Buku “Sapiens” karya Yuval Noah Harari memang cukup mengesankan. Dalam buku setebal 520 halaman itu, ia secara apik menerangkan bagaimana sejarah perjalanan umat manusia. Berbeda dengan buku-buku sejarah lainnya yang cuma bercerita berdasarkan urutan waktu (kronologis), dalam buku ini ia coba menggali sebab musabab serta permasalahan yang muncul sehingga dunia kita bisa seperti sekarang ini. Misalnya : ia membahas mengenai domestifikasi hewan dan revolusi pertanian. Pada bagian ini ia bercerita mengenai kehidupan manusia sejak zaman batu, zaman perunggu, hingga mengakhiri kehidupan nomaden. Manusia yang telah hidup menetap itu kemudian bisa membangun perkampungan, kota, serta peradaban, setelah mereka mampu mendomestifikasi hewan (ternak) dan menghasilkan makanan secara berlimpah dengan revolusi pertanian. Pada bagian “Pemersatuan Umat Manusia”, ia juga dengan gamblang menceritakan bagaimana visi umat manusia dalam membangun peradaban. Menurut Yuval, nilai-nilai universal-lah – seperti hukum agama dan uang — yang bisa mempersatukan manusia dalam membangun peradaban.

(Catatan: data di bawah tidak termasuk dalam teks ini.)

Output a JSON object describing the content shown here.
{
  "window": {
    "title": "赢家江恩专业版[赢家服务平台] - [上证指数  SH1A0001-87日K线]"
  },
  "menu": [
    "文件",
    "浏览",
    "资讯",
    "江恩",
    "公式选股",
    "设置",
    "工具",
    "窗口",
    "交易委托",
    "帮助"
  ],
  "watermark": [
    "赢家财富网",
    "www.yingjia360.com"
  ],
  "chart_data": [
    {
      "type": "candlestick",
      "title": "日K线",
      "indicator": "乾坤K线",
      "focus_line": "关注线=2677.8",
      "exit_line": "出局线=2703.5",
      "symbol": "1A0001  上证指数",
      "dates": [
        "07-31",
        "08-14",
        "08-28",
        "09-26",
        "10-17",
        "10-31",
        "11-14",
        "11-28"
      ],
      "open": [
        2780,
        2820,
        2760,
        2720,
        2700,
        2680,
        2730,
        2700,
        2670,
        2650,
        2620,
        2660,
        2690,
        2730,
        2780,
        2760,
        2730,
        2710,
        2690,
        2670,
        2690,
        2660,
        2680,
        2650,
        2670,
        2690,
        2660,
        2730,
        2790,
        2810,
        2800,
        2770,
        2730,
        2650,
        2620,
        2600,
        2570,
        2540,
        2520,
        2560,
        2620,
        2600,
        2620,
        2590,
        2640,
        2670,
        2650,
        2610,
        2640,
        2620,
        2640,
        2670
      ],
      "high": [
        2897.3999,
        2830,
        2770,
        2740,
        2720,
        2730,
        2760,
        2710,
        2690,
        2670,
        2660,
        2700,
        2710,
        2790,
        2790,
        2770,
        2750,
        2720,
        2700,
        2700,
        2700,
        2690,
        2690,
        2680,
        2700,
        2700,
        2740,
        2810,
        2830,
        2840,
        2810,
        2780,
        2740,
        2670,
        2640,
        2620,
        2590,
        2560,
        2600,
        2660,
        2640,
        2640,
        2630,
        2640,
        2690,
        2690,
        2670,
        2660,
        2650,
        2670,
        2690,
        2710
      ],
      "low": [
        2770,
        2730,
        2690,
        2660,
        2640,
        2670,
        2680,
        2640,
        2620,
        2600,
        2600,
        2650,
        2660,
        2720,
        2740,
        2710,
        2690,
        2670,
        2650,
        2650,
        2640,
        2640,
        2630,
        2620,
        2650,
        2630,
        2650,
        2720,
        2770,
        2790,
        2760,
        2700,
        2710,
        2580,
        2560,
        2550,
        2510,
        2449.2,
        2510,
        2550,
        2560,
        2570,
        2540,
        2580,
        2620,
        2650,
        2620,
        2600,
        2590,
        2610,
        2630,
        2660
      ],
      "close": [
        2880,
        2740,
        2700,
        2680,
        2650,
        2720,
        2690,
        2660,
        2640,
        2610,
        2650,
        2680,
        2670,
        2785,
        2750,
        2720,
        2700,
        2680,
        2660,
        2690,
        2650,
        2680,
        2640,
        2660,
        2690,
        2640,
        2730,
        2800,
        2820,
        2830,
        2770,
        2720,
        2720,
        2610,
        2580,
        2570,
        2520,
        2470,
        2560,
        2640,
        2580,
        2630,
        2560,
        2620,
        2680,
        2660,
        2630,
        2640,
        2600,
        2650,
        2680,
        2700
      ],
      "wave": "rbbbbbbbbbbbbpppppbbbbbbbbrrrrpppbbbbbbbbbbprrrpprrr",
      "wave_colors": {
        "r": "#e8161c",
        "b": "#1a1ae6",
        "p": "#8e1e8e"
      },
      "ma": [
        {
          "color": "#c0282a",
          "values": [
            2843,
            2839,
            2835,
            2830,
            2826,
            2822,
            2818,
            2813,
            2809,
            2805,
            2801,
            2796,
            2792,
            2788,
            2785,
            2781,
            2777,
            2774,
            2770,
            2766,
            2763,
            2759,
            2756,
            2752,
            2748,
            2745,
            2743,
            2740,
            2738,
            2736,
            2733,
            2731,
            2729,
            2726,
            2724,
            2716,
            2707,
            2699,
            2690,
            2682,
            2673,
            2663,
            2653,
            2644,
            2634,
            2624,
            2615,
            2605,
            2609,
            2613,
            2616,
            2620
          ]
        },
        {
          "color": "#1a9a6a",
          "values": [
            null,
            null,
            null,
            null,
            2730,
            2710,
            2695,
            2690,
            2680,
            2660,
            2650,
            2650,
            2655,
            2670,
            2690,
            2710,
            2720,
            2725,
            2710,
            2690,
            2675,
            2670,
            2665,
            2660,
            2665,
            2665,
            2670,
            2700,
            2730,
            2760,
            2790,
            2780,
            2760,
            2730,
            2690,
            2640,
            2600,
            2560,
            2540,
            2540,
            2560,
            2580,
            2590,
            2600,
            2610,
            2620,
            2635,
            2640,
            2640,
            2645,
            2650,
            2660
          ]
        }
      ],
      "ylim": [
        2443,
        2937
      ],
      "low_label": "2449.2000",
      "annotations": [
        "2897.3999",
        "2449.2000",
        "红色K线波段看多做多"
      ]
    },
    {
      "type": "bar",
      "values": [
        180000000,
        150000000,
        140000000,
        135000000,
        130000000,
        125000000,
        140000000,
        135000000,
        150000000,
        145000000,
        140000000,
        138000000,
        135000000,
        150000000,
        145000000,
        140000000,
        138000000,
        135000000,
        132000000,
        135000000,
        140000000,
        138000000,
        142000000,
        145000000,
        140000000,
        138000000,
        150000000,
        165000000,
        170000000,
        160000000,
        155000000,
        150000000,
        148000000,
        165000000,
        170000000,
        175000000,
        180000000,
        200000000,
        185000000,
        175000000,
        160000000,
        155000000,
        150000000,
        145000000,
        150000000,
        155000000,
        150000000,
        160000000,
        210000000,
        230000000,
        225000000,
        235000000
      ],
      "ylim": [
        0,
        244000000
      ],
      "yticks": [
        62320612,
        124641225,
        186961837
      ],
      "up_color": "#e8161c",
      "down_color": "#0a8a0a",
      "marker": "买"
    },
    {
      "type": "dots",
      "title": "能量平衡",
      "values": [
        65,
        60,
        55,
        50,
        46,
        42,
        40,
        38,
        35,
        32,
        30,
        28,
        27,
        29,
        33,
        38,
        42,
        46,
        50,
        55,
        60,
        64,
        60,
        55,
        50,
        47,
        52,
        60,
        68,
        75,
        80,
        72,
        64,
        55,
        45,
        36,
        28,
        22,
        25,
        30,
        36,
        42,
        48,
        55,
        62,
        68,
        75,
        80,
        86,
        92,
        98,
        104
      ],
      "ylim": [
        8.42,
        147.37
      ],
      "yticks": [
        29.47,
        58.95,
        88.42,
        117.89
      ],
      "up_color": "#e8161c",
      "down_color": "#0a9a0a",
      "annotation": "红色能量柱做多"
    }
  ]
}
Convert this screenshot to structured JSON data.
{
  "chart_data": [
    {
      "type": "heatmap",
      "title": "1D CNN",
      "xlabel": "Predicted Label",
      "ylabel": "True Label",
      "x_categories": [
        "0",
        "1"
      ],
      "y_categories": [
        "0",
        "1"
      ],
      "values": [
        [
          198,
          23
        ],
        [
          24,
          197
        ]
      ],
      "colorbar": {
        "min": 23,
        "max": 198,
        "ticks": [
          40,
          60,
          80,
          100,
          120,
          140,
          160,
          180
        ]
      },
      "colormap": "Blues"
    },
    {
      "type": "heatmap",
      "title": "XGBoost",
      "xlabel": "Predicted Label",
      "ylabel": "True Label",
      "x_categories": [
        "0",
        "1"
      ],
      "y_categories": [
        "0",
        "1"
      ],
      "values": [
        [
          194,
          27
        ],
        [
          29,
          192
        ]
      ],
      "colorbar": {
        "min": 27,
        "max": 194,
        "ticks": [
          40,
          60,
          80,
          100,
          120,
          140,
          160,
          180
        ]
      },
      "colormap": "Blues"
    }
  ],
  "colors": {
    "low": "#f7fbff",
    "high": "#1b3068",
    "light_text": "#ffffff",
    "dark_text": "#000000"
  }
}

Masuk pada bagian selanjutnya yaitu “Revolusi Sains”, Yuval bercerita mengenai bagaimana sains bisa mengubah jalan hidup sejarah umat manusia. Dalam bab ini kita akan mulai merasakan kecenderungan Yuval mengglorifikasi peradaan Barat. Terlepas dia sebagai warga global, namun sebagai penulis yang hidup dalam sangkar peradaban Euro-America (Barat), tentu Yuval tak bisa lepas dari bias budaya. Dalam bab-bab terakhir pada buku tersebut, ia dengan pede meyakini bahwa peradaban Barat-lah yang telah mengubah jalan sejarah umat manusia. Menurut dia, sains – kemudian kapitalisme dan industri, yang merupakan temuan Barat, telah membawa umat manusia ke arah yang lebih baik. Dengan temuan-temuan itu, umat manusia akhirnya bisa hidup bahagia selamanya. Meskipun tak sama, ini seperti teori yang dibangun oleh Francis Fukuyuma dalam bukunya : “The End of History and The Last Man”. Dimana dalam tesisnya tersebut Fukuyama begitu mengelu-elukan peradaban Barat, serta menyatakan bahwa model peradaban ini telah menang dan akan langgeng selamanya.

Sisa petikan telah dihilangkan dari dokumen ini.